O ato acabou por começar perto das 18h e várias religiões estavam lá representadas, mas alguns religiosos estavam presos no trânsito infernal que a chuva tinha produzido e chegaram depois. Não retive nenhum dos nomes dos oradores, mas o mais interessante foi o representante das religões de matriz africana. Ele contou uma história de Exu, como ele teimava em se reconstitutir depois de cortado em pedaços numa situação envolvendo outros orixás. Aí resolveu-se que os pedaços de Exu fossem colocados em todas as coisas vivas, e assim temos a capacidade de nos juntar e restituir seu poder na ação. Disse também que Marielle é agora nossa ancestral.

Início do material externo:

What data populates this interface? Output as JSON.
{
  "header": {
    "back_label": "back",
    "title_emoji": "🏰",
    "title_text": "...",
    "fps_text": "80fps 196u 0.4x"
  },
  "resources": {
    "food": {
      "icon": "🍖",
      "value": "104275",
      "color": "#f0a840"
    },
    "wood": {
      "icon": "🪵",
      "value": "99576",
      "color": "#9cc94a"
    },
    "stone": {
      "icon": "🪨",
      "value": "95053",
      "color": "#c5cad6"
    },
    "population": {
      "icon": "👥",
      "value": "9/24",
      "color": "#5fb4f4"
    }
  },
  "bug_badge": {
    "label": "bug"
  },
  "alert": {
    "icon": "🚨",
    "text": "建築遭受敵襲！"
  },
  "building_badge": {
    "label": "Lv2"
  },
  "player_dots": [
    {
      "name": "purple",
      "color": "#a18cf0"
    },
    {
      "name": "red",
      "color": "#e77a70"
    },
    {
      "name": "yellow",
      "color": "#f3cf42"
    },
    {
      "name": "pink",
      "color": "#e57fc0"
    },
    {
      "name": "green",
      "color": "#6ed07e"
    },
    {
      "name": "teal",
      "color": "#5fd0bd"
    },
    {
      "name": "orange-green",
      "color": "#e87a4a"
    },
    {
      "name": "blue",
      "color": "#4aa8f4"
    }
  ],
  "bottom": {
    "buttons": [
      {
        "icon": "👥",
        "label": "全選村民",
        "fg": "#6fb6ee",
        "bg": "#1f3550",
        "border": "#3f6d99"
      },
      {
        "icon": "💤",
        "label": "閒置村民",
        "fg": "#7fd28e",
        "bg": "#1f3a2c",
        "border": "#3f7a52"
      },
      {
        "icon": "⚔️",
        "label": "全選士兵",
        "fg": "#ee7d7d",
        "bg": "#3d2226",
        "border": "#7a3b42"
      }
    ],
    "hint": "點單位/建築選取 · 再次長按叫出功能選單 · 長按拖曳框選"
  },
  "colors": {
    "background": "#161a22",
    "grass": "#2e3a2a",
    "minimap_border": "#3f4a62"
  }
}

As falas foram no geral bem-itencionadas e emotivas, mas cansei logo. Os cristãos em particular foram enfadonhos e repetitivos. Notei que ninguém falava mais claramente da autoria da execução, da violência de Estado. Achei irônico que simbolicamente, os assassinos de Marielle estavam lá também: os 64 soldados da PM e suas 15 motos; mas ninguém falou contra eles.

Assim, dei mais um giro e anotei mais algumas mensagens, agora que o povo contava umas mil pessoas. Vi os estandartes de algumas ocupações do MTST: Chico Mendes II, Carlos Marighella, Portal do Povo, Copa do Povo, e uma bandeira negra com o A anarquista, uma do MAIS, “Juventude Vai à Luta”, LSR e outra ainda da Transição Socialista. Vi uma camiseta da UBES, “Território Livre”, AFRONTE, “Keep calm and study”, “Mamados F.C. Padaria Garoa”, “Femme & Fierce”, “Eu sou Corínthians, eu sou fiel. Juiz de Fora”.

Saí fora às 18:45h, chovia muito ainda. Tomei um ônibus e fui para casa.